Peter is as drawn to the sea as I am. A Barnstable native, he grew up spending his summers working on fishing boats on the Cape and later went to school to become a marine engineer. My summer days were spent on Dowses Beach in Osterville or enjoying my parents’ Boston Whaler. The sea is deeply embedded in both of us.
As an interior designer by trade, I was excited by the challenge of creating a unique wedding experience that our guests would love. Many would be visiting from out of town, and we wanted a unique wedding venue—something in walking distance to guest accommodations and that which would offer a perfect Cape Cod experience. We happily chose Provincetown’s Pilgrim Monument. The view from the hill is breathtaking, and on a clear day you can see for miles.
Provincetown is an old fishing and whaling village that is rich in history, and it was the perfect location for our “shipwrecked”-themed wedding. With our friends and family on hand, we exchanged our vows overlooking Provincetown Harbor. We draped an arbor in tulle, sail cloth and manila rope to resemble a shipwreck. From the center hung a four-foot ship I designed and had welded with hundreds of crystals and chain collected from vintage chandeliers.

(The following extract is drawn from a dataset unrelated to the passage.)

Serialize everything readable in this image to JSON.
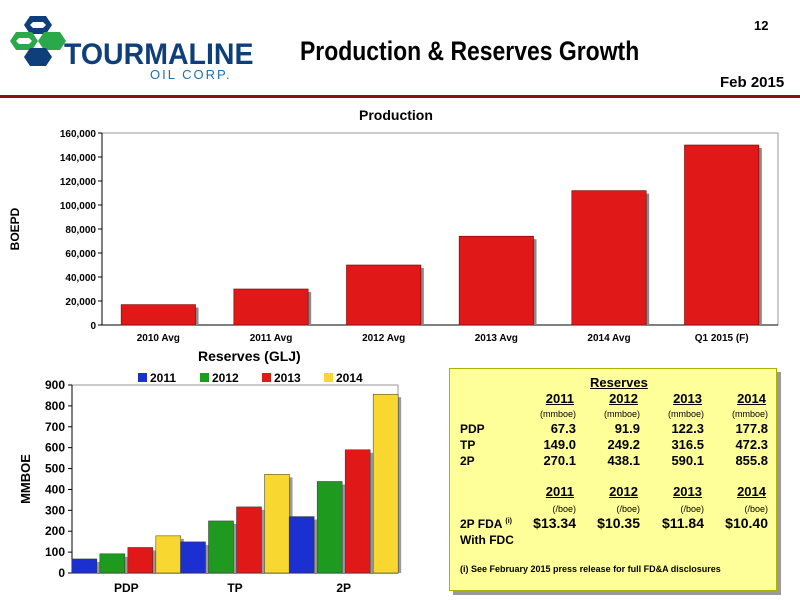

We rented a tidewater tent and the backdrop looked like a scene from a painting. The base of the monument itself was transformed into old world nautical days with accents of rope, strewn tulle, compasses, oil lanterns and more. Greys and blues reflected a stormy, shipwrecked feel. Each guest table was decorated with flowers cascading from silver-leafed vases, and the table names featured nautical terms displayed on wine bottles we had collected. The guest favors were handmade ornaments made from Cape Cod sand.
Leading up to the wedding, we spent more than a year collecting artifacts and other décor items along the East and West coast. Finding decorative pieces befitting the whaling era became a challenge I enjoyed. Each detail was crucial to help create the feel of old world times, and I felt it important that each piece was either personally handmade by my husband and I, or “found” in an antique shop specifically for our big day. After the wedding we would display these items in our home to enjoy for years to come.
Elegantly displayed throughout the venue—the grounds surrounding the monument—were vintage bottles with sea coral toppers, pearls draped over old fashioned jewelry boxes, and inspiring paintings of whaling expeditions. Hors d’oeuvres were served on antique silver trays, and a hand carved wooden whale hung above the bar. The bar itself was made from ship-lapped mahogany, and fish netting hung from either side displaying hundreds of poets’ and songwriters’ quotes about love. The day’s signature drinks were a Dark and Stormy and a Drunken Mermaid—cocktails fitting our “ship wrecked” wedding theme.
Lastly, one of my favorite décor components was a mileage marker sign that was inspired by a family vacation to the Caribbean. Dressed at the top was a seasoned ship weathervane I had found on the California coast.
Following our wedding, Peter and I honeymooned at the Centerboard Inn on Nantucket, a former whaling captain’s home built in 1880. It was the perfect ending to our old New England wedding weekend.